In one of the Chevron v. Ecuador cases, a three-person tribunal last year ordered Ecuador’s government to interfere in the operations of its independent court system on behalf of Chevron by suspending enforcement of a historic $18 billion judgment against the oil corporation for mass contamination of the Amazonian rain forest.  The ruling against Chevron, rendered by Ecuador’s courts, was the result of 18 years of litigation in both the U.S. and Ecuadorian legal systems.  Ecuador had explained to the panel that compliance with any order to suspend enforcement of the ruling would violate the separation of powers enshrined in the country’s Constitution – as in the United States, Ecuador’s executive branch is constitutionally prohibited from interfering with the independent judiciary.  Undeterred, the tribunal proceeded to order Ecuador “to take all measures at its disposal to suspend or cause to be suspended the enforcement or recognition within and without Ecuador of any judgment [against Chevron].”

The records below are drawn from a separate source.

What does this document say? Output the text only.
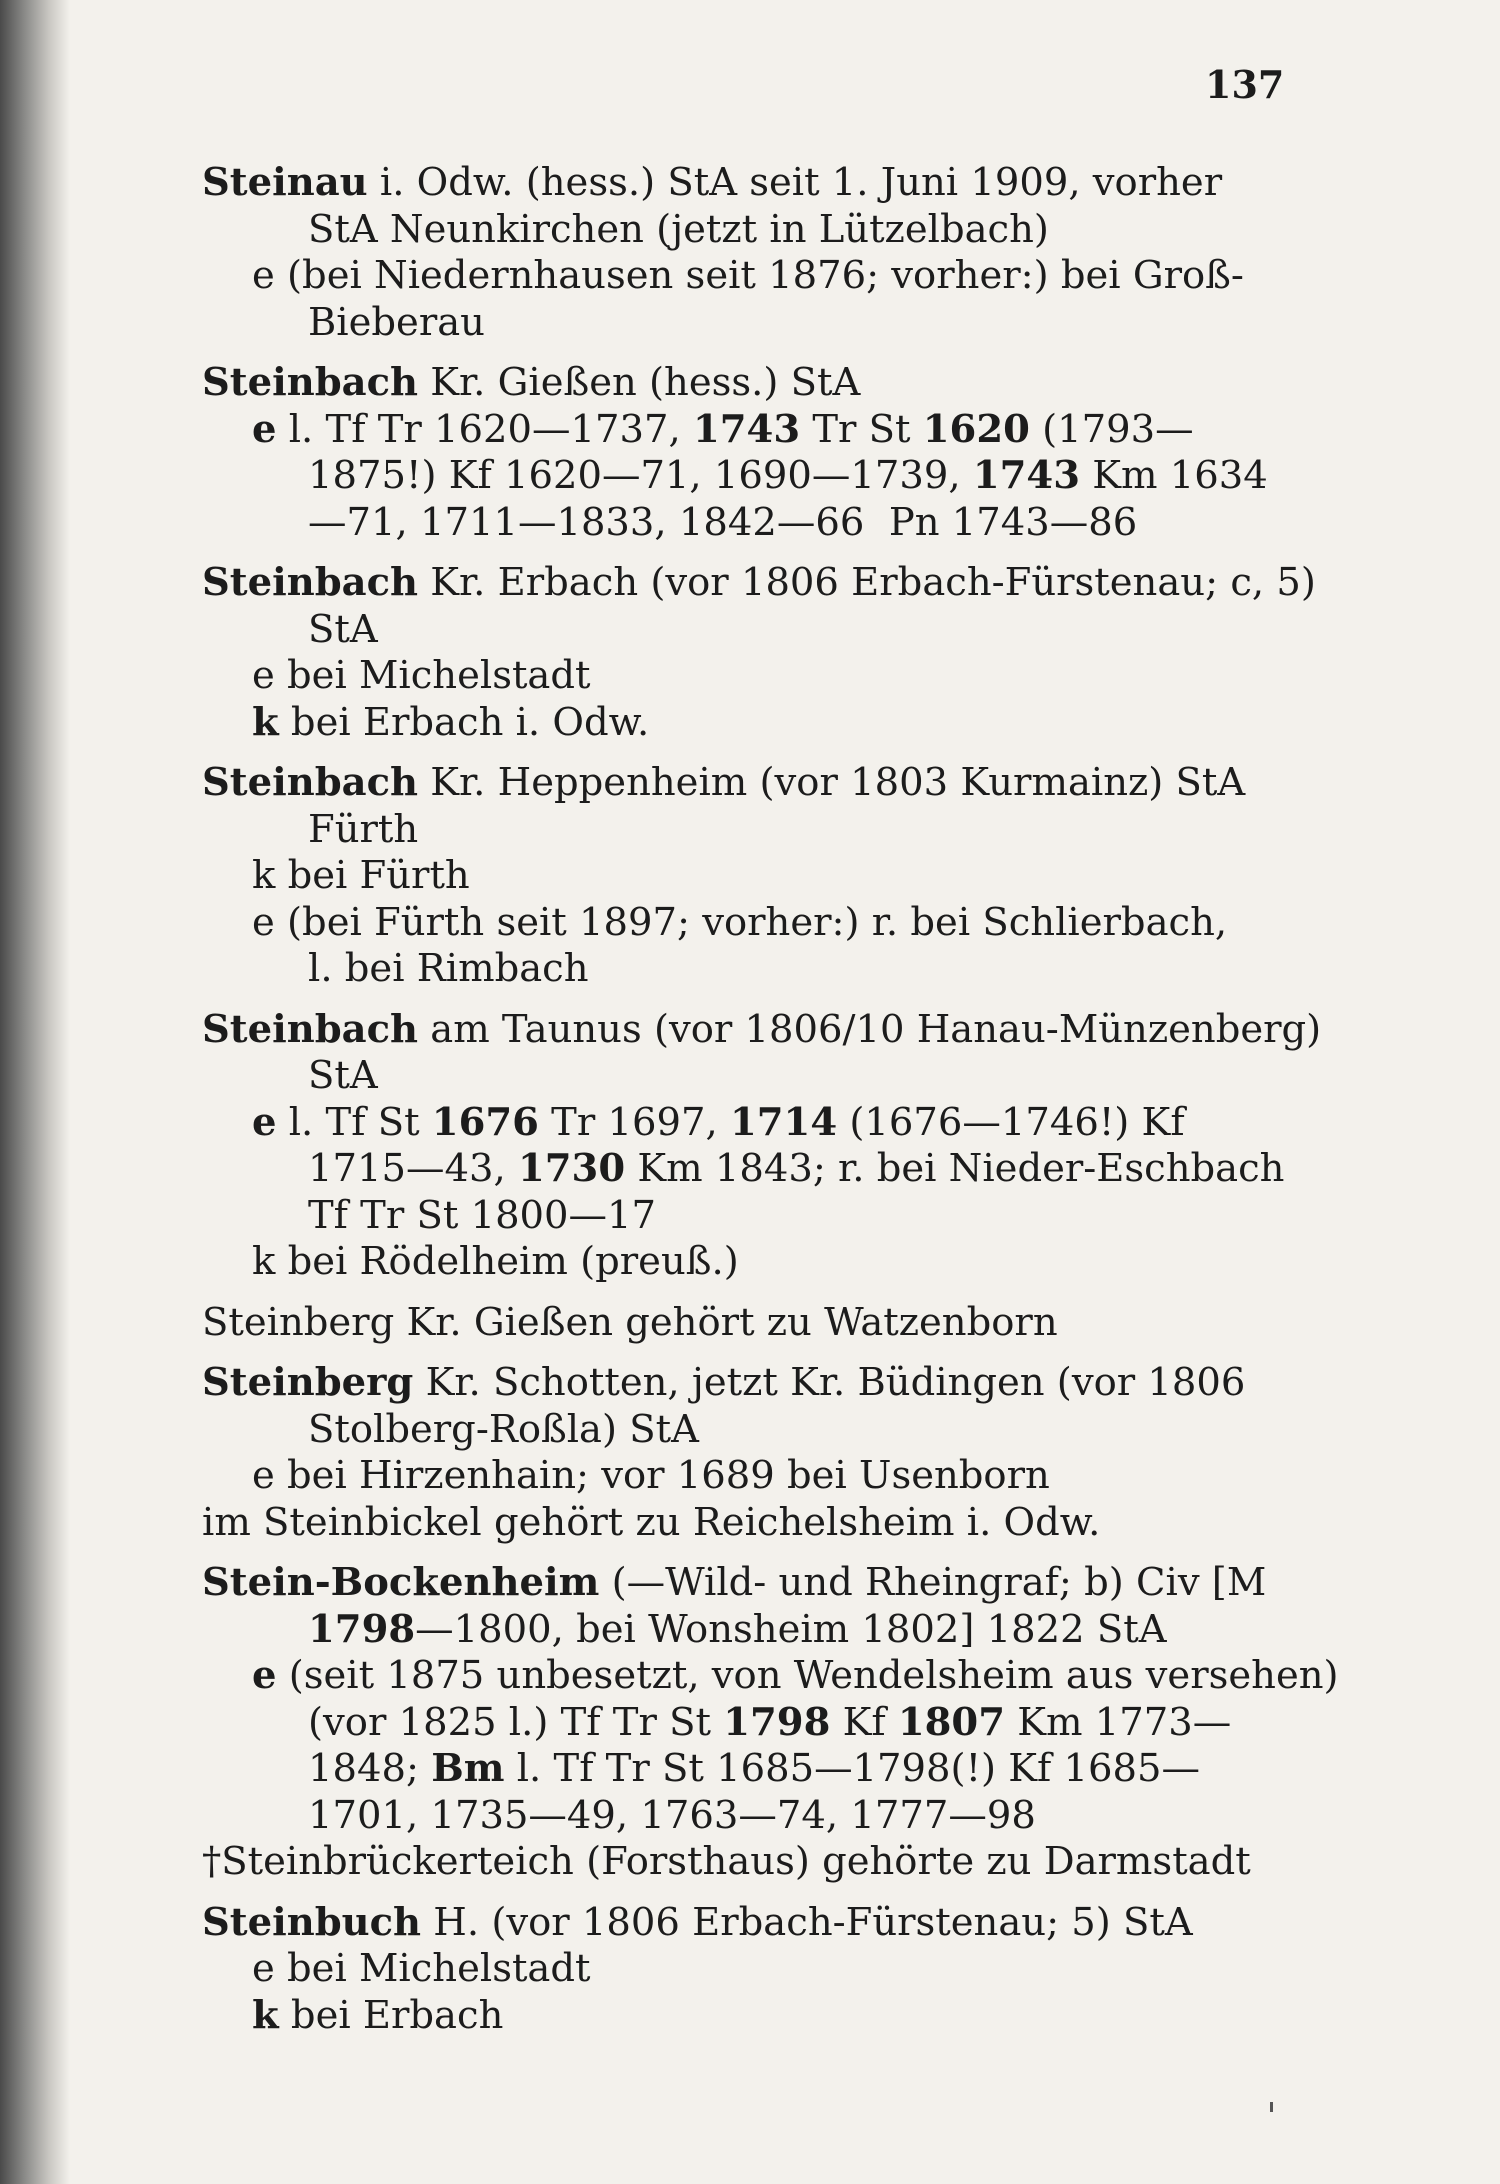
137
Steinau i. Odw. (hess.) StA seit 1. Juni 1909, vorher
StA Neunkirchen (jetzt in Lützelbach)
e (bei Niedernhausen seit 1876; vorher:) bei Groß-
Bieberau
Steinbach Kr. Gießen (hess.) StA
e l. Tf Tr 1620—1737, 1743 Tr St 1620 (1793—
1875!) Kf 1620—71, 1690—1739, 1743 Km 1634
—71, 1711—1833, 1842—66  Pn 1743—86
Steinbach Kr. Erbach (vor 1806 Erbach-Fürstenau; c, 5)
StA
e bei Michelstadt
k bei Erbach i. Odw.
Steinbach Kr. Heppenheim (vor 1803 Kurmainz) StA
Fürth
k bei Fürth
e (bei Fürth seit 1897; vorher:) r. bei Schlierbach,
l. bei Rimbach
Steinbach am Taunus (vor 1806/10 Hanau-Münzenberg)
StA
e l. Tf St 1676 Tr 1697, 1714 (1676—1746!) Kf
1715—43, 1730 Km 1843; r. bei Nieder-Eschbach
Tf Tr St 1800—17
k bei Rödelheim (preuß.)
Steinberg Kr. Gießen gehört zu Watzenborn
Steinberg Kr. Schotten, jetzt Kr. Büdingen (vor 1806
Stolberg-Roßla) StA
e bei Hirzenhain; vor 1689 bei Usenborn
im Steinbickel gehört zu Reichelsheim i. Odw.
Stein-Bockenheim (—Wild- und Rheingraf; b) Civ [M
1798—1800, bei Wonsheim 1802] 1822 StA
e (seit 1875 unbesetzt, von Wendelsheim aus versehen)
(vor 1825 l.) Tf Tr St 1798 Kf 1807 Km 1773—
1848; Bm l. Tf Tr St 1685—1798(!) Kf 1685—
1701, 1735—49, 1763—74, 1777—98
†Steinbrückerteich (Forsthaus) gehörte zu Darmstadt
Steinbuch H. (vor 1806 Erbach-Fürstenau; 5) StA
e bei Michelstadt
k bei Erbach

This dangerous trend of private three-person tribunals assuming the authority to contravene domestic court decisions at the behest of multinational corporations should raise the ire of those who support the independence of courts, the sovereignty of nations, the rule of law, or even the core democratic notion that a system of legal decision-making should be accountable to those who will live with the decisions.  Now the Trans-Atlantic Free Trade Agreement (TAFTA) and the Trans-Pacific Partnership (TPP) threaten to expand the investor-state system across two oceans, subjecting domestic court decisions to a new wave of second-guessing by unaccountable tribunals.  Now is the time to halt the advance of this extreme system – to restore the authority of our courts and the principles of our democracy.